Language used : Java script.

Software Design for Cross language plagiarism detection tool is illustrated below(Kasprowicz and Wada, 2014).

If you type  the any text it change from English to hindi..(Potthast et al., 2010)


With the project being accomplished, we hope that we would be able to find plagiarism related to any articles on the web provided an input file to our application.


‘How to develop a plagiarism detector?’ extracted on 11 August 2018.

NTLK 3.3 documentation for Natural Language Toolkit extracted from on 11 August 2018.

Steven Bird, Edward Loper NTLK: The Natural Language Toolkit

Roland Kuhn, Renato De Mori – The Application of Semantic Classification Trees to Natural Language Understanding.

Chow Kok Kent, NaomieSalim- Web Based Cross Language Semantic Plagiarism Detection, 03 January, 2012

Jeremy Ferrero, Lauren Besacier, Didier Schwab, Frederic Agnes- Deep Investigation of Cross-Language Plagiarism Detection MethodsBarrón-Cedeño, A., Gupta, P. and Rosso, P. (2013). Methods for cross-language plagiarism detection. Knowledge-Based Systems, 50, pp.211-217.

Chauhan, S., Arora, A. and Singhal, Y. (2017). Plagiarism Detection of C Program using Assembly Language. International Journal of Computer Applications, 158(3), pp.17-22.

Ehsan, N. and Shakery, A. (2016). Candidate document retrieval for cross-lingual plagiarism detection using two-level proximity information. Information Processing & Management, 52(6), pp.1004-1017.

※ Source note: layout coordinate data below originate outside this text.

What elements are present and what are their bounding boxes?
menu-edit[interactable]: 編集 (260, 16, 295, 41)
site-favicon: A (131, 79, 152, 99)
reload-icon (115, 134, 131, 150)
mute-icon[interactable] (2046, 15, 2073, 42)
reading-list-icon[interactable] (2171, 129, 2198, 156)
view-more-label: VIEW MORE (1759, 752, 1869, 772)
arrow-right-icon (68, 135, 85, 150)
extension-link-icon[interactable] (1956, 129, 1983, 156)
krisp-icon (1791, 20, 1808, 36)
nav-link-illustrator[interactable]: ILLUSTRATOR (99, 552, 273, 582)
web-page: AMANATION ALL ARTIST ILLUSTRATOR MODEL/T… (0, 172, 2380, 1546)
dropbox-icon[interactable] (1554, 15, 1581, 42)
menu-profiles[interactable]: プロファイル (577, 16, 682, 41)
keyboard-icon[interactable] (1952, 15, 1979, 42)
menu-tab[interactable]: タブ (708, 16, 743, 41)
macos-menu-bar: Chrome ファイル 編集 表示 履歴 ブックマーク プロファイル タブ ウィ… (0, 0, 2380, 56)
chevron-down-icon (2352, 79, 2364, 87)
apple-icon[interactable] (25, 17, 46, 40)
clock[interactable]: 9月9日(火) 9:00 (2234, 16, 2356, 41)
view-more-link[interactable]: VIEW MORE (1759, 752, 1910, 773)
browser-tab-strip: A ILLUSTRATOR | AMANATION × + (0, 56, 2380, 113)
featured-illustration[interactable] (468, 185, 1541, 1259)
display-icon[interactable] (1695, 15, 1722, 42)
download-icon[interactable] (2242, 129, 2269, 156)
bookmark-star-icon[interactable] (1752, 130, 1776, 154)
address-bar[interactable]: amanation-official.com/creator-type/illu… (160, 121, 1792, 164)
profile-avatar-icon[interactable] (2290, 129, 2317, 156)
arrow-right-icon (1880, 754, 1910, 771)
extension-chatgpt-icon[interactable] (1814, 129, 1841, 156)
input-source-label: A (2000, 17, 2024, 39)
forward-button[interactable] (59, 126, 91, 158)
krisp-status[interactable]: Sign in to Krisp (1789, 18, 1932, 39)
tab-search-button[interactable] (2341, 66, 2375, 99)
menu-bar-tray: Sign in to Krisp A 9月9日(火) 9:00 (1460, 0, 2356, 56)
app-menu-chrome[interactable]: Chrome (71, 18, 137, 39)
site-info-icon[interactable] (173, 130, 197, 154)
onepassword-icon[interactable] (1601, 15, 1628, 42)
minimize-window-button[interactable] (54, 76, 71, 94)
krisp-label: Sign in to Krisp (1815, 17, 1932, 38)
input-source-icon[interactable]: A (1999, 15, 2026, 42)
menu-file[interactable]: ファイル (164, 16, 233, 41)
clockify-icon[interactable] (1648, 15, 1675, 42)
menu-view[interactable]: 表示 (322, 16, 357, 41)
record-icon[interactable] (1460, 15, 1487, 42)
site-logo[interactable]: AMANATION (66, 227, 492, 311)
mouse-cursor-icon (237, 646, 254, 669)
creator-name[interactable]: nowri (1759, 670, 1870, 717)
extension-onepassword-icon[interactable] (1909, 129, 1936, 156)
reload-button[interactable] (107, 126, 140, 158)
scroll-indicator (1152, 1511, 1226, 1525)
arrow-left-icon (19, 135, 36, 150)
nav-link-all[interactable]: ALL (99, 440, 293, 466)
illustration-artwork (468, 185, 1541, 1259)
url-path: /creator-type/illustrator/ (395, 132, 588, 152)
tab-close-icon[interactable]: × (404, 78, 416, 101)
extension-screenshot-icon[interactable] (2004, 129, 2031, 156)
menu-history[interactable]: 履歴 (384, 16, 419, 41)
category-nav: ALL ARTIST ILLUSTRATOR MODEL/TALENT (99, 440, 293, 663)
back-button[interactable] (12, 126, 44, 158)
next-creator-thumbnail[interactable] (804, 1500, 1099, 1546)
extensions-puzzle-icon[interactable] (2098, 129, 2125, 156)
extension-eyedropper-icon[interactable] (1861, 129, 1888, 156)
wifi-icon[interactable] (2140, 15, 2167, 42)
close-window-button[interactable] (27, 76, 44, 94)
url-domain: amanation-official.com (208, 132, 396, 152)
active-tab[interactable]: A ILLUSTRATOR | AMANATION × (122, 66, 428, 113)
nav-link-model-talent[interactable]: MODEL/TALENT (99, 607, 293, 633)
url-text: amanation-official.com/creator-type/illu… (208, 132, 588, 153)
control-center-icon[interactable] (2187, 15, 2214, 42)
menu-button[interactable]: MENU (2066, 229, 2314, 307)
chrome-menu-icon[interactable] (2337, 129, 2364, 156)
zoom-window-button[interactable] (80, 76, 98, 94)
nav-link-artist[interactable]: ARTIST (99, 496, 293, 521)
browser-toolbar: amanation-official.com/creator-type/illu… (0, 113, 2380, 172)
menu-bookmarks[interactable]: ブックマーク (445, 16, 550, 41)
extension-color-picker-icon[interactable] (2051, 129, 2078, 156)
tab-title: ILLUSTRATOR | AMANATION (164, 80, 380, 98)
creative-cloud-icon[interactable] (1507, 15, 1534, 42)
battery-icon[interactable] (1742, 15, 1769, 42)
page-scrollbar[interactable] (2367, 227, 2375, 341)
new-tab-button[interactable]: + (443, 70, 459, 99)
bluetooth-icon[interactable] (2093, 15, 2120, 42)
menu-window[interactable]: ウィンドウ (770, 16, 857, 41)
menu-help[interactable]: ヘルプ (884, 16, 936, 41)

Franco-Salvador, M., Gupta, P., Rosso, P. and Banchs, R. (2016). Cross-language plagiarism detection over continuous-space- and knowledge graph-based representations of language. Knowledge-Based Systems, 111, pp.87-99.

Gelbukh, A. (2009). Computational Linguistics and Intelligent Text Processing. Heidelberg: Springer.

Kashkur, M., Parshutin, S. and Borisov, A. (2010). Research into Plagiarism Cases and Plagiarism Detection Methods. Scientific Journal of Riga Technical University. Computer Sciences, 42(1).

Kasprowicz, D. and Wada, H. (2014). Methods for automated detection of plagiarism in integrated-circuit layouts. Microelectronics Journal, 45(9), pp.1212-1219.

Lee, Y. (2012). Plagiarism Detection among Source Codes using Adaptive Methods. KSII Transactions on Internet and Information Systems.

METHODS FOR INTRINSIC PLAGIARISM DETECTION. (2017). Informatics and Applications.

Potthast, M., Barrón-Cedeño, A., Stein, B. and Rosso, P. (2010). Cross-language plagiarism detection. Language Resources and Evaluation, 45(1), pp.45-62.

Calculate your order
Pages (275 words)
Standard price: $0.00
Client Reviews
Our Guarantees
100% Confidentiality
Information about customers is confidential and never disclosed to third parties.
Original Writing
We complete all papers from scratch. You can get a plagiarism report.
Timely Delivery
No missed deadlines – 97% of assignments are completed in time.
Money Back
If you're confident that a writer didn't follow your order details, ask for a refund.

Calculate the price of your order

You will get a personal manager and a discount.
We'll send you the first draft for approval by at
Total price:
Power up Your Academic Success with the
Team of Professionals. We’ve Got Your Back.
Power up Your Study Success with Experts We’ve Got Your Back.